My answer discusses one way to deal with this problem, namely to make a set of figures rotated at, say, 5 or 10 degree increments, stitched into an animation that shows how points actually disperse.
To reduce the amount of work in making GIF animations, I created a web application called Cubemaker that allows more flexible interaction than the static view that rgl offers. This tool was made originally to share interactive views of PCA and PCoA datasets, but it will import any three-dimensional dataset, along with optional metadata.
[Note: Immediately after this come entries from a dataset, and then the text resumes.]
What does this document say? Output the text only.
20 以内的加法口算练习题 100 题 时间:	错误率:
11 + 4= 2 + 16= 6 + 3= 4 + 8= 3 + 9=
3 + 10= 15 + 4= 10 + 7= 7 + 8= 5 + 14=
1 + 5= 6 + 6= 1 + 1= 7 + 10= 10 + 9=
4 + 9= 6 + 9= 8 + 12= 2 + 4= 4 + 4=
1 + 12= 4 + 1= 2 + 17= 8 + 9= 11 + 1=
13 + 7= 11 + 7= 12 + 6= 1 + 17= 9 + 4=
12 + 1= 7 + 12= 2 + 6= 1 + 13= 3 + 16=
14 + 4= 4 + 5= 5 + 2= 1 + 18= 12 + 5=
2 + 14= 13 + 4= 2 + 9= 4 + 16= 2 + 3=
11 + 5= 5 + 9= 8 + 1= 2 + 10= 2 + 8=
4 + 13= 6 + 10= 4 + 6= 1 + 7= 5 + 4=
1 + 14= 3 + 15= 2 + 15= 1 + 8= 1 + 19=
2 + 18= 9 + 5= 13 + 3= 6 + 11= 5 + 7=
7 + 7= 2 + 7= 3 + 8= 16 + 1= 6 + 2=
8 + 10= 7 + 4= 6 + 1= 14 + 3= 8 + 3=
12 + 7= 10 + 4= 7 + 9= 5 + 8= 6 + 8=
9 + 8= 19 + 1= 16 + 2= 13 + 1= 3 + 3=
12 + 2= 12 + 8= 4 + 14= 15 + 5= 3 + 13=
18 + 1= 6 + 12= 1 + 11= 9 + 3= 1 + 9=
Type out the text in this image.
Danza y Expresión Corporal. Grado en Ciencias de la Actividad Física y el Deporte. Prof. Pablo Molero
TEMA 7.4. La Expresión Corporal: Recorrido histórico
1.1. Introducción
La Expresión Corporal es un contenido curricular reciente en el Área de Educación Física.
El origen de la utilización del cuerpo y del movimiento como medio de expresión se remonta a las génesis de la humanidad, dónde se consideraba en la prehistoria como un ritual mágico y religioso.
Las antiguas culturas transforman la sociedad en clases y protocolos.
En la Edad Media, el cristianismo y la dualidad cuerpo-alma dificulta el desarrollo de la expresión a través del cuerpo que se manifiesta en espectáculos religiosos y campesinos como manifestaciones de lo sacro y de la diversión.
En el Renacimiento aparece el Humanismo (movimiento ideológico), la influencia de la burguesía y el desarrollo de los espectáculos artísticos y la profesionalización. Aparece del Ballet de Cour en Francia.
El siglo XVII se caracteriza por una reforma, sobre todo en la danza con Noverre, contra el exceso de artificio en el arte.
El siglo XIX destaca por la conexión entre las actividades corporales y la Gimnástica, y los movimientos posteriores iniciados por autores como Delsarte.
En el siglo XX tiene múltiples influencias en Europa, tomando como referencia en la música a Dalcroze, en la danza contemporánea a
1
More information about Cubemaker is available here and here in this slide deck
Cubemaker will let you make color and other metadata changes, reorient the cube, animate its rotation, and share changes and view settings via a persistent web link that can be emailed, posted in a blog, or embedded in a presentation. It is useful for exploring PCA or PCoA results, and if things look genuinely interesting, then more time can be spent on programming rgl to make a publication-quality figure.
I am still confused about why you would do a 3D plot of a PCA, but in any case this has been asked before: R package used for PCA plotting in a paper (rice RNA-Seq)
Mmmhh... Why are you confused? Conceptually plotting 3 components is the same as plotting 2 (or 1). I guess most PCA plots show the first 2 components only because A) 2D plots look good on paper and most of the information is anyway in the 1st and 2nd PC B) 3D plots are usually tricky to visualize on 2D devices.